Beets and cream of wheat? Beets *with* cream of wheat? That’s funny…I mean, now it is, while you’re telling about it here with your subtle humor. I’m sure it wasn’t funny then.
I’ve got some lonely beets that I got in my vegetable box looking at me reproachfully from the back of the fridge. I’ve been too nervous to cook them, but after reading your post I think they may be destined for the pot (via the stove!) after all 🙂
I’ve posted an easy romantic dinner perfect for a hectic weeknight – which Valentine’s Day falls on this year!!
Thank you for hosting Food on Fridays. Have a lovely weekend!
Thanks for hosting, Ann. I could have used beets to naturally color the hearts in my Sweetheart Cupcakes that I linked up.
♥ Rebecca Jean
Midnight Maniac
Well, the short answer is I need to get to the grocery store. Some good recipes here! I love to cook and have decided we are staying home for Valentine’s Day.

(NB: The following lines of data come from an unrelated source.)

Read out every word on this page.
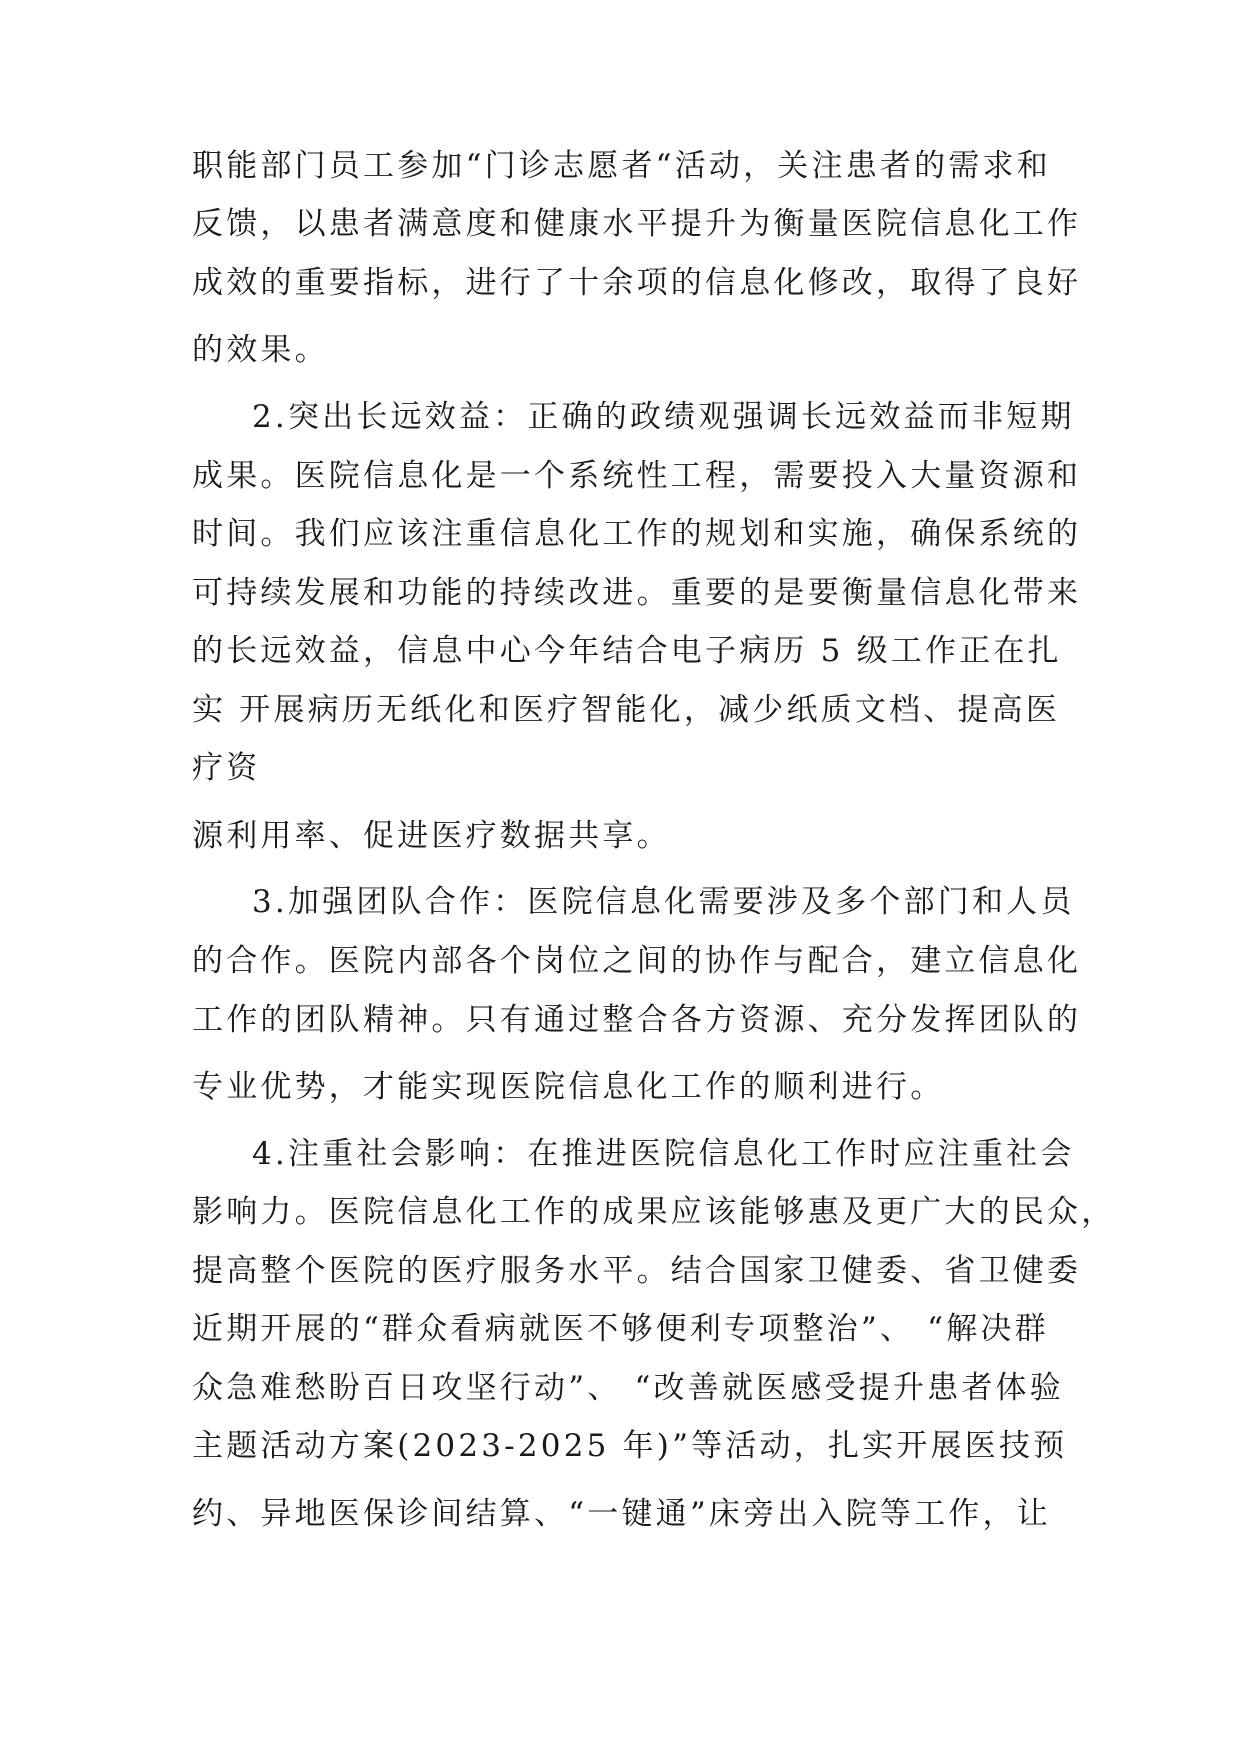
职能部门员工参加“门诊志愿者“活动，关注患者的需求和
反馈，以患者满意度和健康水平提升为衡量医院信息化工作
成效的重要指标，进行了十余项的信息化修改，取得了良好
的效果。
2.突出长远效益：正确的政绩观强调长远效益而非短期
成果。医院信息化是一个系统性工程，需要投入大量资源和
时间。我们应该注重信息化工作的规划和实施，确保系统的
可持续发展和功能的持续改进。重要的是要衡量信息化带来
的长远效益，信息中心今年结合电子病历 5 级工作正在扎
实 开展病历无纸化和医疗智能化，减少纸质文档、提高医
疗资
源利用率、促进医疗数据共享。
3.加强团队合作：医院信息化需要涉及多个部门和人员
的合作。医院内部各个岗位之间的协作与配合，建立信息化
工作的团队精神。只有通过整合各方资源、充分发挥团队的
专业优势，才能实现医院信息化工作的顺利进行。
4.注重社会影响：在推进医院信息化工作时应注重社会
影响力。医院信息化工作的成果应该能够惠及更广大的民众，
提高整个医院的医疗服务水平。结合国家卫健委、省卫健委
近期开展的“群众看病就医不够便利专项整治”、 “解决群
众急难愁盼百日攻坚行动”、 “改善就医感受提升患者体验
主题活动方案(2023-2025 年)”等活动，扎实开展医技预
约、异地医保诊间结算、“一键通”床旁出入院等工作，让
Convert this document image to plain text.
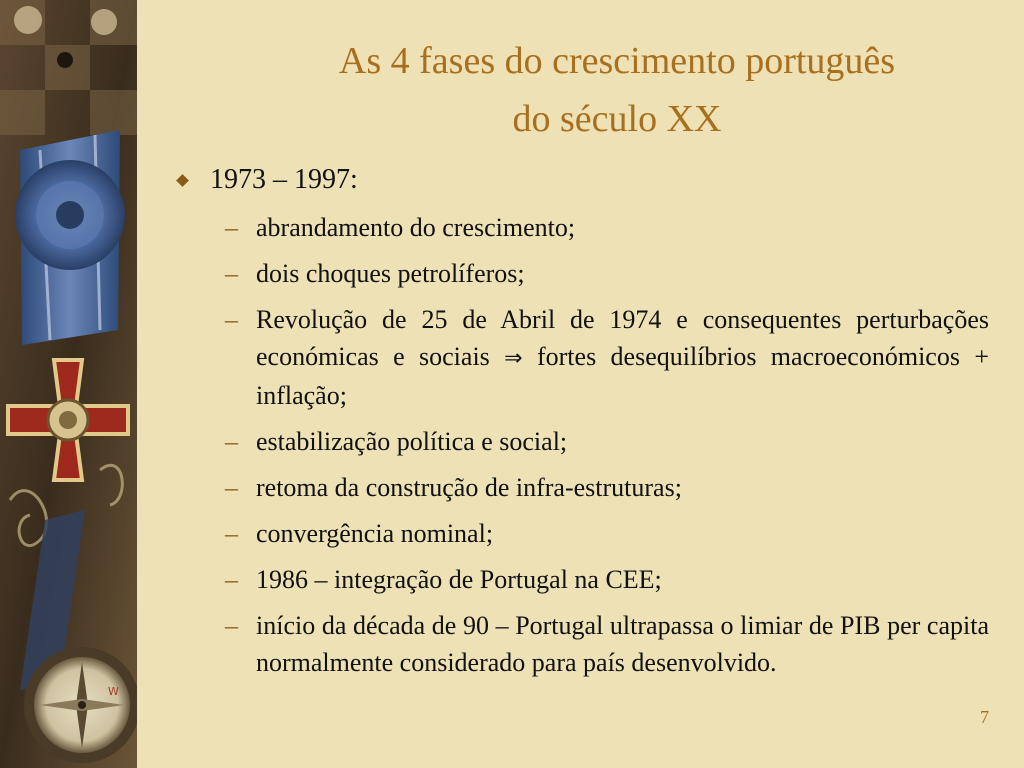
W
As 4 fases do crescimento português do século XX
1973 – 1997:
– abrandamento do crescimento;
– dois choques petrolíferos;
– Revolução de 25 de Abril de 1974 e consequentes perturbações económicas e sociais ⇒ fortes desequilíbrios macroeconómicos + inflação;
– estabilização política e social;
– retoma da construção de infra-estruturas;
– convergência nominal;
– 1986 – integração de Portugal na CEE;
– início da década de 90 – Portugal ultrapassa o limiar de PIB per capita normalmente considerado para país desenvolvido.
7
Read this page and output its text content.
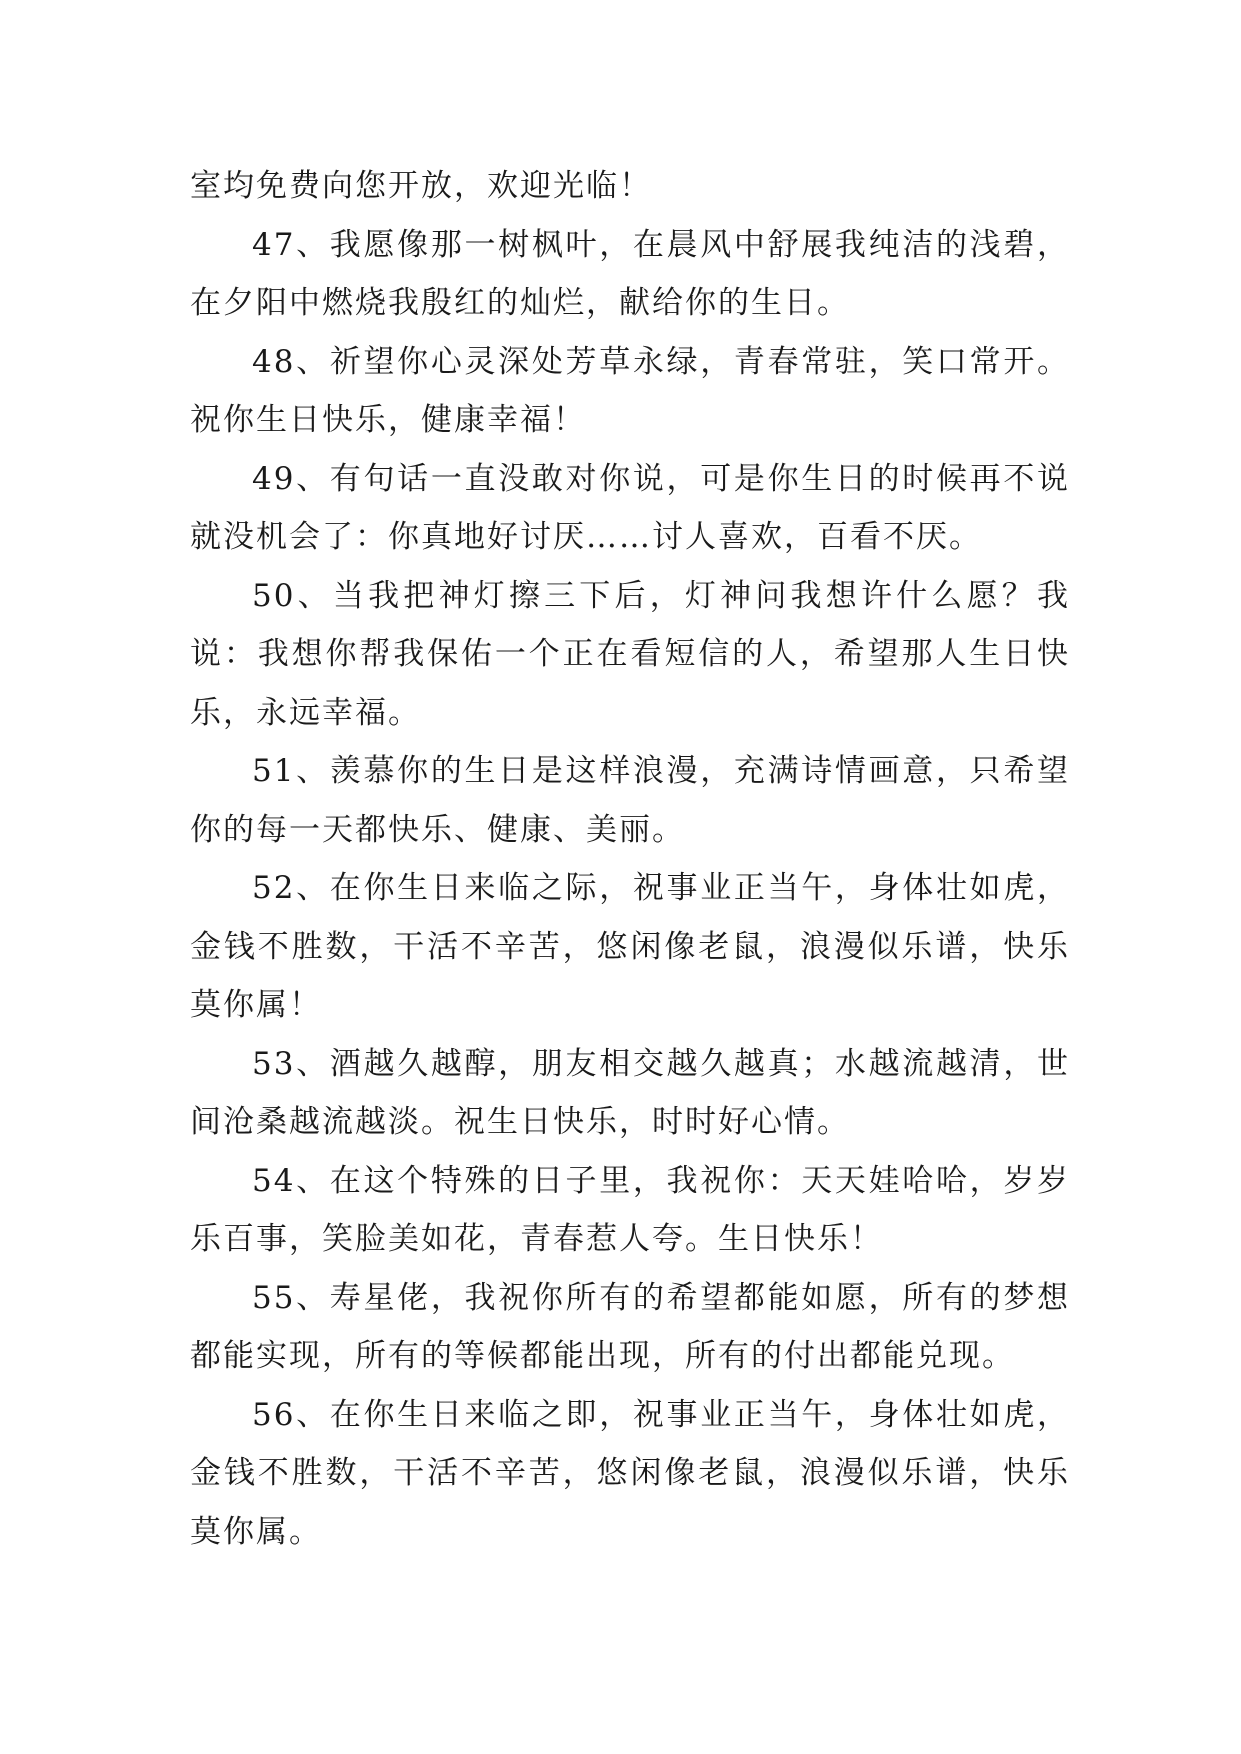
室均免费向您开放，欢迎光临！

47、我愿像那一树枫叶，在晨风中舒展我纯洁的浅碧，在夕阳中燃烧我殷红的灿烂，献给你的生日。

48、祈望你心灵深处芳草永绿，青春常驻，笑口常开。祝你生日快乐，健康幸福！

49、有句话一直没敢对你说，可是你生日的时候再不说就没机会了：你真地好讨厌……讨人喜欢，百看不厌。

50、当我把神灯擦三下后，灯神问我想许什么愿？我说：我想你帮我保佑一个正在看短信的人，希望那人生日快乐，永远幸福。

51、羡慕你的生日是这样浪漫，充满诗情画意，只希望你的每一天都快乐、健康、美丽。

52、在你生日来临之际，祝事业正当午，身体壮如虎，金钱不胜数，干活不辛苦，悠闲像老鼠，浪漫似乐谱，快乐莫你属！

53、酒越久越醇，朋友相交越久越真；水越流越清，世间沧桑越流越淡。祝生日快乐，时时好心情。

54、在这个特殊的日子里，我祝你：天天娃哈哈，岁岁乐百事，笑脸美如花，青春惹人夸。生日快乐！

55、寿星佬，我祝你所有的希望都能如愿，所有的梦想都能实现，所有的等候都能出现，所有的付出都能兑现。

56、在你生日来临之即，祝事业正当午，身体壮如虎，金钱不胜数，干活不辛苦，悠闲像老鼠，浪漫似乐谱，快乐莫你属。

So, how did they taste? Did you like them? You’ve got me intrigued enough with all of these recipes that I think I am going to request them in my box this week.
I also LOVE the idea of cooking all the recipes in The Spirit of Food. I think I’ll click over and see how the project is going for Kay.
Interesting beet recipe. Reminds me that beets were grown in my mother’s garden, and as a young girl learning to cook, I was assigned making the salad. Lettuce, grated carrot and a grated beet, green onions chopped, and a lemon cucumber (not bitter) made a salad colorful and fit for our family of 5. Today, I purchase the canned beets and I use them in salad for color and flavor. They are not used as a vegetable side dish, but we do enjoy them in salad.
We made the beets!
But I’ve been remiss at posting the evidence.
The girls loved them. And I suppose that is really saying something. When speaking of beets. 🙂
So you made the beets, and the girls loved them! After I made LaVonne’s salad, it was all I could think about for 24 hours until I made the salad again for lunch the next day. And now I don’t have any beets, so I can’t have any more salad. At least, not until I get more beets. I do have to pick up eggs today at the grocery…I’d better check for beets….
I like all of you a lot. Experiments with beets– how much better does life get, really?
Beets ARE seriously staining creatures. Pretty, pretty, pretty!
I just ate beets this afternoon on a salad at lunch. With bits of orange and some feta cheese. A light dressing. Sort of a variation on LaVonne’s. Mmmmm…..me like beets. I cooked some last time I got them in the CSA box and stuck them in a wide-mouthed Ball jar. So pretty in the fridge!